If we follow the parallel with authoritarian institutions in the West, particularly workplaces, one wonders whether the internet has truly been exploited to the full yet. A few websites such as glassdoor.com allow employees to take a measure of revenge on bad employers, but this is tinkering around the edges. We need to ask whether we can find a way for people of an anti-authority persuasion to begin to interact with each other from within the belly of the beasts. Trade unions, it is true, have been the traditional vehicle for exerting employee power in the workplace, but they have their limits, and one of them is that they have rarely sought to undo the boss-worker relationship.
Yet the task of challenging the bosses feels too intimidating for us to even begin, for any open declaration of intent would be met with the termination of our employment. If we want to undo that relationship, if we want to common our institutions, we will often have to campaign in secret. Now on online blogs such as this, we can at least begin to imagine it. The next step is surely to ask whether we can we build platforms specifically for those who live in fear of their bosses, for those who don’t accept the authoritarian rule of the markets. Can we bring together those people in organisations who know they should have their say in the running of the organisation? Where are the anti-authoritarian workplace apps?
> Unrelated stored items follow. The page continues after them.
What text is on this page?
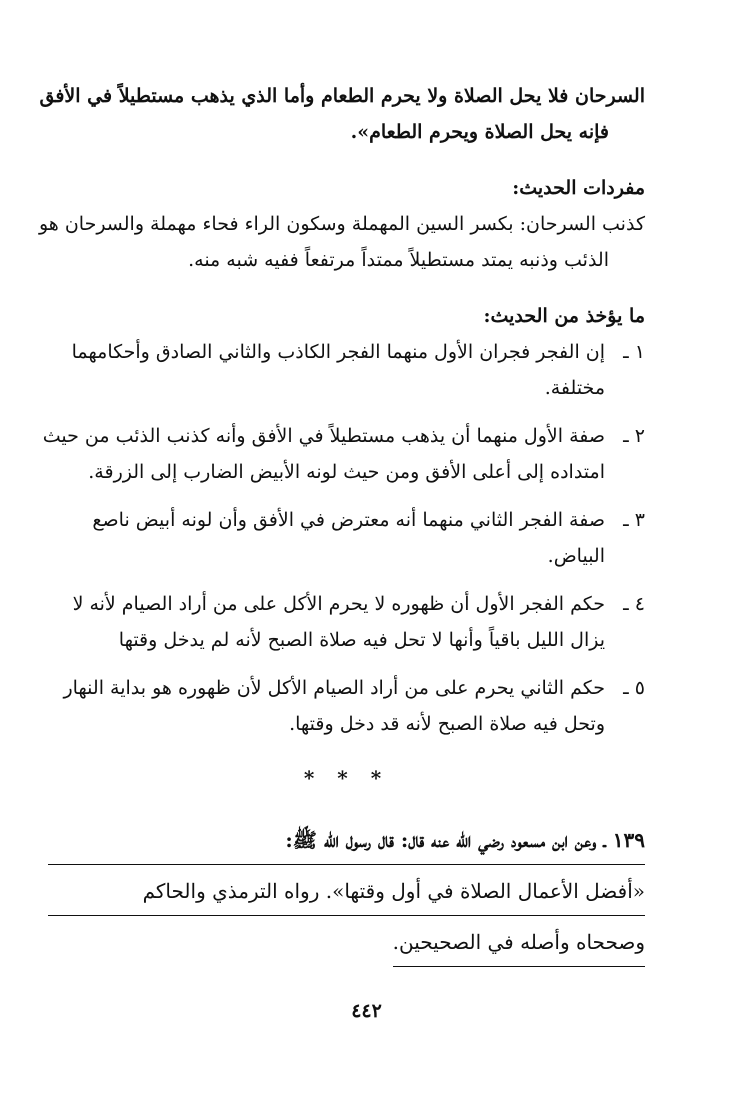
السرحان فلا يحل الصلاة ولا يحرم الطعام وأما الذي يذهب مستطيلاً في الأفق
فإنه يحل الصلاة ويحرم الطعام».
مفردات الحديث:
كذنب السرحان: بكسر السين المهملة وسكون الراء فحاء مهملة والسرحان هو
الذئب وذنبه يمتد مستطيلاً ممتداً مرتفعاً ففيه شبه منه.
ما يؤخذ من الحديث:
١ ـ
إن الفجر فجران الأول منهما الفجر الكاذب والثاني الصادق وأحكامهما
مختلفة.
٢ ـ
صفة الأول منهما أن يذهب مستطيلاً في الأفق وأنه كذنب الذئب من حيث
امتداده إلى أعلى الأفق ومن حيث لونه الأبيض الضارب إلى الزرقة.
٣ ـ
صفة الفجر الثاني منهما أنه معترض في الأفق وأن لونه أبيض ناصع
البياض.
٤ ـ
حكم الفجر الأول أن ظهوره لا يحرم الأكل على من أراد الصيام لأنه لا
يزال الليل باقياً وأنها لا تحل فيه صلاة الصبح لأنه لم يدخل وقتها
٥ ـ
حكم الثاني يحرم على من أراد الصيام الأكل لأن ظهوره هو بداية النهار
وتحل فيه صلاة الصبح لأنه قد دخل وقتها.
* * *
١٣٩ ـ وعن ابن مسعود رضي الله عنه قال: قال رسول الله ﷺ:
«أفضل الأعمال الصلاة في أول وقتها». رواه الترمذي والحاكم
وصححاه وأصله في الصحيحين.
٤٤٢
Where is the wikileaks for circulating documents within a company or within an industry? Where are the apps to link garment workers in Bangladesh with shop workers in London? We have the opportunity to develop a new movement of resistance to authoritarian institutions. Are we only slow to move because it is hard to fund such platforms? Or are we still frightened?
There is every reason to be scared, but perhaps we can start to use our new communications technologies to face our fears. One of the lessons we can learn from Cuba and many other countries around the world is that it is sometimes the internet that makes opposing authoritarianism go from feeling impossible to feeling merely difficult. Difficult is fine. We are just at the beginning.